Devlet egemenliğinin özü burada yatar... Olağanüstü hal, devlet otoritesinin özünü en net şekli ile ortaya koyar. (Schmitt, 2010, s. 20).

Schmitt bu şekli ile meşruiyetini bir anlamda zorla da olsa ortaya koyan devlet ya da otorite hukuk üretmek için ille de haklı olmak zorunda da değildir. (Schmitt, 2010, s. 21). Yani başka bir deyişle, otoritenin hak elde edilmesi için haklı olması gerekmez. Bu bir anlamda devletin hukuki ya da adil olması gerektiğine yönelik talepleri anlamsızlaştırır. Sorun devlet ve meşruiyeti ise ve söz konusu olan devlet egemense eğer, aynı zamanda meşrudur da. Meşruiyet bu anlamda hukuki olmakla ilişkilendirilemez. Darbeyi yapan, ortaya çıkan olağanüstü hal durumunda mevcut olanı kendi lehine çevirdiği müddetçe egemen olarak adlandırılır.

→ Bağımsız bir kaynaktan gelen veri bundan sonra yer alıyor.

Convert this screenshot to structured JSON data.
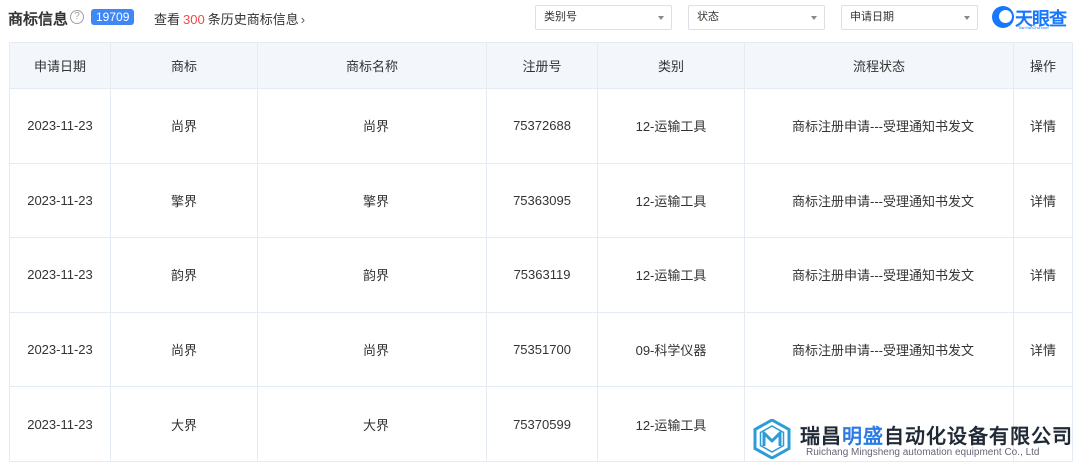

Schmitt’e göre devlet kuramının temel kavramları dinlerden türetilmiştir. Mesela egemenlik denilen şey, her şeye hakim olan Tanrı kavramı ile örtüşen bir şeydir ve mutlak kudretin devlete atfedilmesidir. Bu anlamda öncesinde makale olarak yayınlanan, daha sonra eklenen kimi bölümlerle kitaplaştırılan ve çeşitli baskılarda çeşitli kereler kimi değişikliklere uğrayan kitabına Siyasal ilahiyat adını koyması tesadüfi değildir. Ona göre,

modern devlet kuramının bütün önemli kavramları dünyevileştirilmiş ilahiyat kavramlarıdır... Örneğin her şeye kadir Tanrı, her şeye kadir kanun koyucuya dönüşmüştür.

(Schmitt, 2010, s. 41).

Carl Schmitt'e göre devlet aynı zamanda hukukta da söz sahibi olmadığı sürece mutlak bir egemenlikten söz edilemez. Zaten devlet ona göre özgür insanlardan müteşekkil bir yapının koruyucusu olmaktan çok, her durumda kendisini koruyabilen varlığını ne şekilde olursa olsun, ister hukuku askıya alarak ister başka şekillerde olsun devam ettirebilmelidir. Bu doğrultuda söylediklerinde Hobbes'un Leviathan'ından izlere rastlamak mümkün. Nitekim kendisi de Leviathan'dan aldığı şu alıntıya dikkat çeker: "Yasayı yapan otoritedir, hakikat değil". Ona göre Hobbes, pozitivist gerçekliğe bürünmeye ihtiyaç duymayan hukuki bir gerçeklik ve canlılığın var olduğunu keşfedememişse de, gelişigüzel seçilmiş herhangi bir noktadan yola çıkarak devletin birliğini kurabilmiş gibi görünür. (Schmitt, 2010, s. 39). Bu bağlamda egemen olağanüstü hale karar verendir dediğinde de Schmitt, Hobbes ile aynı çizgidedir.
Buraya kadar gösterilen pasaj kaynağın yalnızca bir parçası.